Athens, Ga. -Many elementary schools today use repeated readings to increase the reading fluency of students, but a University of Georgia educational psychologist wants to find out if using a wider reading approach might increase fluency while also providing greater vocabulary and content.
Scott Ardoin, an associate professor in the College of Education’s department of educational psychology and instructional technology, has received a $1.5 million federal grant from the Institute of Education Sciences through UGA’s Institute of Behavioral Research to do a four-year study of the two instructional methods-repeated readings and guided wide readings.IES is the research arm of the U.S. Department of Education.
Extensive evidence shows the repeated readings method increases the oral reading rates of elementary students. As a result, schools are increasingly using repeated readings to increase students’ reading fluency. However, the research has not adequately examined the underlying factors that contribute to increased reading fluency across materials, and whether these factors might be similarly changed through guided wide readings, said Ardoin. The guided wide readings method is the reading of materials only once as opposed to multiple times.

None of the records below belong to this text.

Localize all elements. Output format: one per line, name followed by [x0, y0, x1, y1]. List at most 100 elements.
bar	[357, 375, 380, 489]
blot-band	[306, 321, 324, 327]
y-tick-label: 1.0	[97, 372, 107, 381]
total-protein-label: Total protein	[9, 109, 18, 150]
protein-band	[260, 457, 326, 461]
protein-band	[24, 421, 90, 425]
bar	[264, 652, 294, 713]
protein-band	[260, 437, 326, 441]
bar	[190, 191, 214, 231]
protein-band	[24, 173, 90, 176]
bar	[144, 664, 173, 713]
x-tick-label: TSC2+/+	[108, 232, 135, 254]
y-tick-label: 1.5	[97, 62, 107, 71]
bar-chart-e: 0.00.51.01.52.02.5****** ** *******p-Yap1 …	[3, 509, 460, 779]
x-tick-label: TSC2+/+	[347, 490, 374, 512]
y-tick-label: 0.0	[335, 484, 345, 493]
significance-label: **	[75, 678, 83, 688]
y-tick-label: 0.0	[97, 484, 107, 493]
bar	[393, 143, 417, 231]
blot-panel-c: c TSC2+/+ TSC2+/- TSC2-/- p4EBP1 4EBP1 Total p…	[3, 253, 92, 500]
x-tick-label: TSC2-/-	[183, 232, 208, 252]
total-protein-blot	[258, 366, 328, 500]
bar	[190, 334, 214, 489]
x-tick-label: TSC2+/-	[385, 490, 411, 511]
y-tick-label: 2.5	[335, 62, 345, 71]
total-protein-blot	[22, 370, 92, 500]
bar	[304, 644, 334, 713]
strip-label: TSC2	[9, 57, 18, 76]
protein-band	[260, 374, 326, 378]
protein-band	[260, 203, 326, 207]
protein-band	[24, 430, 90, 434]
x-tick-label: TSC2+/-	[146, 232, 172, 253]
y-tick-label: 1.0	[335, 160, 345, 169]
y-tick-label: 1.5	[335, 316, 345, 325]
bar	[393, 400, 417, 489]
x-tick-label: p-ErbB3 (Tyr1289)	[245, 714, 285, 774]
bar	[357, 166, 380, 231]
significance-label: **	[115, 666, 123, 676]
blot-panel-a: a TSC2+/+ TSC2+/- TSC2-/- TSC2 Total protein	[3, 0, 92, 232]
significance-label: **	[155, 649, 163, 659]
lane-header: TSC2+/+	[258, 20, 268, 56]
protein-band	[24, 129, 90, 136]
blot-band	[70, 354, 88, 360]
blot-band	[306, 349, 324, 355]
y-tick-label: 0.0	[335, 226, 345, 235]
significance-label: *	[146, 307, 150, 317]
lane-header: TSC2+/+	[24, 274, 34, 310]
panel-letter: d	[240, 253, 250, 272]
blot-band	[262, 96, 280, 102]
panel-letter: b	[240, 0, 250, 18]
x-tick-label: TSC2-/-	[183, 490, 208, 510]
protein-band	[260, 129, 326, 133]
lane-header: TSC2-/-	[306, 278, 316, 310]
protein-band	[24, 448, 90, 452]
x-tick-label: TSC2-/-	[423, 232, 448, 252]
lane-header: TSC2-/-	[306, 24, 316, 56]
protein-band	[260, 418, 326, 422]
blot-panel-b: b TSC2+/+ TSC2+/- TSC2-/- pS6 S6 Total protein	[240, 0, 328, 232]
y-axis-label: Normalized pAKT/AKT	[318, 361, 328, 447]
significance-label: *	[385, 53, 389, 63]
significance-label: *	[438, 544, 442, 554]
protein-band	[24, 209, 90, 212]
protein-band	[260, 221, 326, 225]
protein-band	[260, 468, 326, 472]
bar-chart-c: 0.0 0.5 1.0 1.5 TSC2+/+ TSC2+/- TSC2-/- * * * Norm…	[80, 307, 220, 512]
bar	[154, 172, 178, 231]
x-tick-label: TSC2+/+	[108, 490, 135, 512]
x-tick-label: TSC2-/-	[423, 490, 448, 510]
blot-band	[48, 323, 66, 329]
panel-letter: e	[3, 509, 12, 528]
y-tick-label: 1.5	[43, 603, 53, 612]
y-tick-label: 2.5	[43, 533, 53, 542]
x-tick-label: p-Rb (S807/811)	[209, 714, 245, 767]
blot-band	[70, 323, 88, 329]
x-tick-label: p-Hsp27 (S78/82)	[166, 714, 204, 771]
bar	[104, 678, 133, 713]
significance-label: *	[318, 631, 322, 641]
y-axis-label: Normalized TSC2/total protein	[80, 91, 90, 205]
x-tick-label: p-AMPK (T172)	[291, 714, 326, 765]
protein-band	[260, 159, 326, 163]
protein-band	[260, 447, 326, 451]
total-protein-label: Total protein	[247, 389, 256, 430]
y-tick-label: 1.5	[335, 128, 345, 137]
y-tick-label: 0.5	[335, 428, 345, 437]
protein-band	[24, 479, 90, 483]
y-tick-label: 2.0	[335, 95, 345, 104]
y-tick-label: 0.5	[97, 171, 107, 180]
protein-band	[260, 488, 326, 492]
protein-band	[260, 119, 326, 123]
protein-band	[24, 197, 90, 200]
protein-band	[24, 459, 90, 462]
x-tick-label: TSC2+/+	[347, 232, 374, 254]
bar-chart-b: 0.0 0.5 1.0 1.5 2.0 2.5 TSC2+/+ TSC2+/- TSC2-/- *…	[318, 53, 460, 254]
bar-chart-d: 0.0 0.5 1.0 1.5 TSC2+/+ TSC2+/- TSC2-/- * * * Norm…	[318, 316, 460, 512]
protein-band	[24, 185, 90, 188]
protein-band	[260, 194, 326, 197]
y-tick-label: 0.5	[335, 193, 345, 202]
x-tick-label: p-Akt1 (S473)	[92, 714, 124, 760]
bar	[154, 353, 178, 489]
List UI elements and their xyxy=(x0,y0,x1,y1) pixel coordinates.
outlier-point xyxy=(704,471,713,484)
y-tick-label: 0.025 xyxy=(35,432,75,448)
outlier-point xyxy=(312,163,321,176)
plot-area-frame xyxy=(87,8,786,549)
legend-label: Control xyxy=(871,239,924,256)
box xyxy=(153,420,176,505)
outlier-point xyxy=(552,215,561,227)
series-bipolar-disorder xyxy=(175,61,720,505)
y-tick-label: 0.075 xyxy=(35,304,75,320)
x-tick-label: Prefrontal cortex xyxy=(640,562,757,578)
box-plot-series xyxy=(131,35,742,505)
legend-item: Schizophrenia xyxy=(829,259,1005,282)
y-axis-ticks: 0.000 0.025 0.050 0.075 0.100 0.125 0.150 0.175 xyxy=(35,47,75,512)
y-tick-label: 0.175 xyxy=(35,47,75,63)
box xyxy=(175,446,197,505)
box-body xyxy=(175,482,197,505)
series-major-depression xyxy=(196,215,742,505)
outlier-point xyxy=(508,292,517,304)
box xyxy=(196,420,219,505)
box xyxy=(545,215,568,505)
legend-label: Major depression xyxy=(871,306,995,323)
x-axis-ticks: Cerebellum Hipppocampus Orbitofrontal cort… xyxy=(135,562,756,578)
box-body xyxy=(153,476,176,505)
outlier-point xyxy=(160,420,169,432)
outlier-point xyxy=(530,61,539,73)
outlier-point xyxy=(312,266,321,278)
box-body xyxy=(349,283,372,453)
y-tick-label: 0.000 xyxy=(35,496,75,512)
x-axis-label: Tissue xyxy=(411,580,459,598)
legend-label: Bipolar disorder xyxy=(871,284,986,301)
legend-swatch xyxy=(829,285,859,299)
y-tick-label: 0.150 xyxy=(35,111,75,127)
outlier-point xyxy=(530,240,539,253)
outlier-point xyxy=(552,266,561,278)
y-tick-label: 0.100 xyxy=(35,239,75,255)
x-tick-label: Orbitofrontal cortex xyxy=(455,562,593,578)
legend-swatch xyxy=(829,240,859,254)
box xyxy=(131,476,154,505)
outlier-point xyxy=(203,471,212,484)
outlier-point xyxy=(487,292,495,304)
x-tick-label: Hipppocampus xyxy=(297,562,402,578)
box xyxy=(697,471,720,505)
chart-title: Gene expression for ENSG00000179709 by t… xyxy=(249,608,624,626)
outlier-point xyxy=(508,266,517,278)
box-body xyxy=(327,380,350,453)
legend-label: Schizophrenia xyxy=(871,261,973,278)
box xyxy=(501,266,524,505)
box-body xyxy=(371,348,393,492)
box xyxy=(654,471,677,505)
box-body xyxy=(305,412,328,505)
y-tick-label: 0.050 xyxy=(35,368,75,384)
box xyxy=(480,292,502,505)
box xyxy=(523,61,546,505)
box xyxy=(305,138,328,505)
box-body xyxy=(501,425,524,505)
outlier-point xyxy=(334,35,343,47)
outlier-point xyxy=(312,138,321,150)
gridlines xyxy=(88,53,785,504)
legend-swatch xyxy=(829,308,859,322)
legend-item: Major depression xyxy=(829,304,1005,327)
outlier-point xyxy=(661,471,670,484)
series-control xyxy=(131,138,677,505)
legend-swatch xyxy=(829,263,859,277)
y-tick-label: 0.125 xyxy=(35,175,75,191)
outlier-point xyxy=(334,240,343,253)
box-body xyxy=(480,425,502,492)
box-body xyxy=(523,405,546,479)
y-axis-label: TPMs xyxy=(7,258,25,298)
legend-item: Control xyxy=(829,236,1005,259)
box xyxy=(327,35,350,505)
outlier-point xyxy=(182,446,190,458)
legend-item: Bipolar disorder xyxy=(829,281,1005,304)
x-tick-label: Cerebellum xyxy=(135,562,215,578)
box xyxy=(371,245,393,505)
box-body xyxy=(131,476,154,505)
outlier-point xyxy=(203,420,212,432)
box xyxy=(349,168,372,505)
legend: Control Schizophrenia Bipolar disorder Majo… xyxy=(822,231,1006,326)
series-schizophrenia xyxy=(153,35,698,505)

Through repeated exposures to words, the orthographic, phonological and semantic representations become strengthened and thus students read these words with greater efficiency.
But drawing on the theory of automatic information processing, it is believed that non-fluent readers must devote so much attention to decoding text that they lack the resources to attend to the meaning of material; in contrast, fluent readers are able to decode words automatically, allowing them to devote sufficient attention to comprehension, according to Ardoin.
The UGA study will explore how these two different instructional conditions affect students’ reading fluency (rate and accuracy), variety of vocabulary and content, underlying reading behaviors, and comprehension and expression. It will evaluate procedures frequently used to improve the reading rate, accuracy and expression of normal achieving as well as students struggling in the area of reading. Effects will be explored through the use of eye-tracking methodology because changes in eye movement behavior can help indicate if reading has changed toward reading for meaning.
“This research will help us determine not only what reading interventions might be best for a student based upon his/her existing reading skills, but will provide valuable information for the development of reading curriculums that will better promote the learning of new vocabulary and comprehension skills,” said Ardoin.
The UGA researchers will work in a local school district with teachers and second graders whose reading is not yet fluent. In Phase I, 150 students will be randomly assigned to one of three 10-week instructional conditions (repeated readings, guided wide readings and business as usual).
In Phase II, the researchers will explore whether altering procedures designed to promote reading fluency will help to further enhance changes in underlying behavior observed during Phase I that might otherwise be inhibited by current fluency based instructional practices.
Ardoin is collaborating on the project with Kathy Binder, an associate professor of psychology at Mount Holyoke University.
A faculty member in the COE’s school psychology program, Ardoin teaches graduate courses in both behavioral and academic interventions. He also teaches an undergraduate course on classroom behavior management. His research focuses on the application of principles of applied behavior analysis in the development of improved intervention and assessment techniques within educational settings.
He currently serves as an associate editor for the Journal of Behavioral Education and on the editorial boards of numerous journals including the Journal of School Psychology, School Psychology Review and the Journal of Applied Behavior Analysis.
Ardoin joined the UGA faculty in 2008. He received his Ph.D. in school psychology from Syracuse University.